Purpose Of The Study:
This study aimed to determine when zeolite polymorphs are selected during hydrothermal synthesis. The specific problem addressed is the ambiguity of whether polymorph selection occurs before or after nucleation. The motivation stems from the need to clarify the role of nucleation barriers and critical nucleus sizes in zeolite formation. The authors propose to use nucleation theory and experimental data to resolve these uncertainties. The study focuses on the transition from amorphous precursors to crystalline structures. It seeks to explain why first-order transitions appear continuous in zeolite synthesis. The goal is to identify the stage at which polymorph selection occurs. This approach allows for a deeper understanding of zeolite crystallization mechanisms.
Main Methods:
The researchers applied nucleation theory alongside experimental data to analyze zeolite synthesis. They measured nucleation barriers and critical nucleus sizes at hydrothermal temperatures. The approach involved modeling spinodal-like crystallization processes. The study tracked the evolution of amorphous precursors into crystalline structures. Experimental data provided insights into the solubility and order of precursors. The method included observing the competition between crystallites during growth. Researchers examined the role of structure-directing agents in crystal coarsening. The analysis focused on the subnanometer scale of critical nuclei to determine polymorph selection timing.
Main Results:
The study found that nucleation barriers and critical nuclei are extremely small in hydrothermal zeolite synthesis. This leads to spinodal-like crystallization with a mosaic of tiny crystallites. The results suggest that polymorph selection occurs after nucleation during crystal growth. The subnanometer size of critical nuclei was confirmed through experimental data. The growth and coarsening of crystallites around structure-directing agents determine polymorph selection. The findings indicate that first-order transitions appear continuous due to rapid nucleation. The competition between crystallites inside precursor nanoparticles was observed.

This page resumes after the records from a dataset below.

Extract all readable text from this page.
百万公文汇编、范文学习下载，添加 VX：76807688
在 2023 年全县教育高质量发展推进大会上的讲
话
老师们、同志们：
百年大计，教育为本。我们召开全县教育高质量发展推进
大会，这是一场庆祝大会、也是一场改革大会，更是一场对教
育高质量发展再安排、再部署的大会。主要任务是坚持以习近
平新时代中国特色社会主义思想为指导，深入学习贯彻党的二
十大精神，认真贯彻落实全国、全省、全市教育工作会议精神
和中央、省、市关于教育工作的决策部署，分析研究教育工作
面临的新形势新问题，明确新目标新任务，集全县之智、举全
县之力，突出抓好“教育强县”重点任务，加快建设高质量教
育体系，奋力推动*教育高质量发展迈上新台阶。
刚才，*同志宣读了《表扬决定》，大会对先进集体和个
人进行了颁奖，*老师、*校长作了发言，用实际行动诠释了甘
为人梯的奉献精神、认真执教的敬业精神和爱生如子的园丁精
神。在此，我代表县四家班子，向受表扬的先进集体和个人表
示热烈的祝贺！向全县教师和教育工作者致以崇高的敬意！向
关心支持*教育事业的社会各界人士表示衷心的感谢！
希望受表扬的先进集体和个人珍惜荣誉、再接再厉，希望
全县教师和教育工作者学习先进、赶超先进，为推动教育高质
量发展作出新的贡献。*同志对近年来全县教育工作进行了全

The results align with the hypothesis that polymorph diversity is shaped during growth, not nucleation.
Conclusions:
The authors conclude that polymorph selection in zeolite synthesis occurs after nucleation. Their findings support the idea that crystal growth and coarsening determine polymorph diversity. The study shows that nucleation barriers are minimal at hydrothermal temperatures. This allows for spinodal-like crystallization with competing crystallites. The role of structure-directing agents in shaping polymorphs is emphasized. The subnanometer scale of critical nuclei was a key discovery. The results clarify why first-order transitions appear continuous in zeolite synthesis. The conclusions align with the observed behavior of amorphous precursors evolving into crystals.

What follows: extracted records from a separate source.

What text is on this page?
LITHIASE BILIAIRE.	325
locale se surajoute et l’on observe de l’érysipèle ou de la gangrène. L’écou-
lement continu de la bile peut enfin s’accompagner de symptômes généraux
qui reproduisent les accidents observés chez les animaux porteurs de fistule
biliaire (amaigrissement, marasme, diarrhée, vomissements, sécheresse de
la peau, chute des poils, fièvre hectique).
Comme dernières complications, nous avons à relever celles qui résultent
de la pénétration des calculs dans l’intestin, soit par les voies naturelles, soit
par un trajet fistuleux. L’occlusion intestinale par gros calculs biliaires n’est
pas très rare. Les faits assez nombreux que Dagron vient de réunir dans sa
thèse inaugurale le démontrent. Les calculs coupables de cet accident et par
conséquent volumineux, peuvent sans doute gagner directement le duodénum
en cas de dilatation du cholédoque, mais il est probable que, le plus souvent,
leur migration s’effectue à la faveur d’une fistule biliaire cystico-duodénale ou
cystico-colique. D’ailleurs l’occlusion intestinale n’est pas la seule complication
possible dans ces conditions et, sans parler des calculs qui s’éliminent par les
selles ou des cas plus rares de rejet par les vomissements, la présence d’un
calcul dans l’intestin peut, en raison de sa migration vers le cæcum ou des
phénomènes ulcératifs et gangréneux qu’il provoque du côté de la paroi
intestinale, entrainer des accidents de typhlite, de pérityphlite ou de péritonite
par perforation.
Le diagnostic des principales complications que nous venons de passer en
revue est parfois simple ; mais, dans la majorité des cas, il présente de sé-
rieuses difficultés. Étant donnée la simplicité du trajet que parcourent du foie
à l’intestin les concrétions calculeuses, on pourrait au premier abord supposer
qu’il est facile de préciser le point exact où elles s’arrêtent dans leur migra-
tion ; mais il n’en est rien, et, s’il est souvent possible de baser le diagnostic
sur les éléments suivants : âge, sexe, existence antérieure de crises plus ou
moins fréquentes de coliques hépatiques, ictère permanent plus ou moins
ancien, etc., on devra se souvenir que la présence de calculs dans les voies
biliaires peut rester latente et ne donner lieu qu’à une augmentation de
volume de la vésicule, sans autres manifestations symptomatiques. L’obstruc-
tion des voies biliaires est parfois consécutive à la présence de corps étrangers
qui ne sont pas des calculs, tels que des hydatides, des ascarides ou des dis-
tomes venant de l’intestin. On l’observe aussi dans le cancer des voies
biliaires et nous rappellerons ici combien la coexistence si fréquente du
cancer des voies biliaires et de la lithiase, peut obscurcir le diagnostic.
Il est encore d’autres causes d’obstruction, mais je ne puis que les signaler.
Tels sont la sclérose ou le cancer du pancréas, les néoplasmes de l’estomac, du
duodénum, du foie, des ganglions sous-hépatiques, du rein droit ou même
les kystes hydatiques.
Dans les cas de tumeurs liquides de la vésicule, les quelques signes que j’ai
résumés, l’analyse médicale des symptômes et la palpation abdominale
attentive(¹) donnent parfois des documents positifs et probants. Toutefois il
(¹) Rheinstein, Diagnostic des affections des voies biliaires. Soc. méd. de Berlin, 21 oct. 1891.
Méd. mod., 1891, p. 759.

According to the authors, polymorph selection occurs after nucleation, during the growth and coarsening of crystals.
Structure-directing agents influence polymorph selection by shaping the excluded volume during crystal growth.

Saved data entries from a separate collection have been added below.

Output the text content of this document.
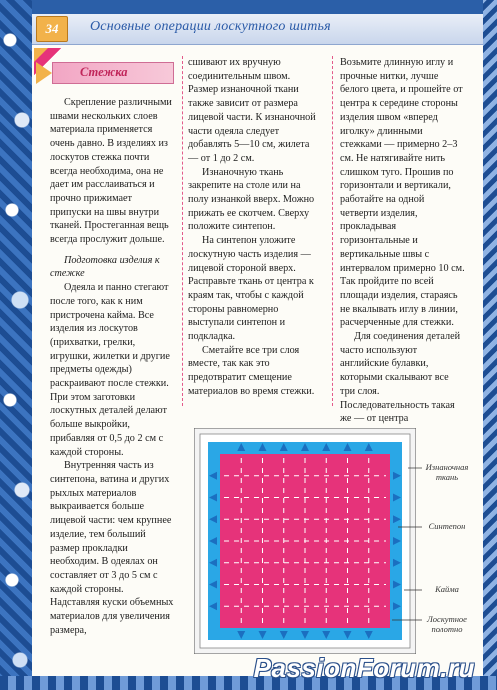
34	Основные операции лоскутного шитья
Стежка

Скрепление различными швами нескольких слоев материала применяется очень давно. В изделиях из лоскутов стежка почти всегда необходима, она не дает им расслаиваться и прочно прижимает припуски на швы внутри тканей. Простеганная вещь всегда прослужит дольше.

Подготовка изделия к стежке

Одеяла и панно стегают после того, как к ним пристрочена кайма. Все изделия из лоскутов (прихватки, грелки, игрушки, жилетки и другие предметы одежды) раскраивают после стежки. При этом заготовки лоскутных деталей делают больше выкройки, прибавляя от 0,5 до 2 см с каждой стороны.

Внутренняя часть из синтепона, ватина и других рыхлых материалов выкраивается больше лицевой части: чем крупнее изделие, тем больший размер прокладки необходим. В одеялах он составляет от 3 до 5 см с каждой стороны. Надставляя куски объемных материалов для увеличения размера,

сшивают их вручную соединительным швом. Размер изнаночной ткани также зависит от размера лицевой части. К изнаночной части одеяла следует добавлять 5—10 см, жилета — от 1 до 2 см.

Изнаночную ткань закрепите на столе или на полу изнанкой вверх. Можно прижать ее скотчем. Сверху положите синтепон.

На синтепон уложите лоскутную часть изделия — лицевой стороной вверх. Расправьте ткань от центра к краям так, чтобы с каждой стороны равномерно выступали синтепон и подкладка.

Сметайте все три слоя вместе, так как это предотвратит смещение материалов во время стежки.

Возьмите длинную иглу и прочные нитки, лучше белого цвета, и прошейте от центра к середине стороны изделия швом «вперед иголку» длинными стежками — примерно 2–3 см. Не натягивайте нить слишком туго. Прошив по горизонтали и вертикали, работайте на одной четверти изделия, прокладывая горизонтальные и вертикальные швы с интервалом примерно 10 см. Так пройдите по всей площади изделия, стараясь не вкалывать иглу в линии, расчерченные для стежки.

Для соединения деталей часто используют английские булавки, которыми скалывают все три слоя. Последовательность такая же — от центра

Изнаночная ткань
Синтепон
Кайма
Лоскутное полотно
PassionForum.ru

The researchers propose that this is due to spinodal-like crystallization with rapidly forming and competing crystallites.
The subnanometer size of critical nuclei indicates that polymorph selection happens during crystal growth, not nucleation.
Amorphous precursors continuously change in solubility and local order until reaching crystalline states.
The authors suggest that nucleation barriers are extremely small, enabling rapid crystallization processes.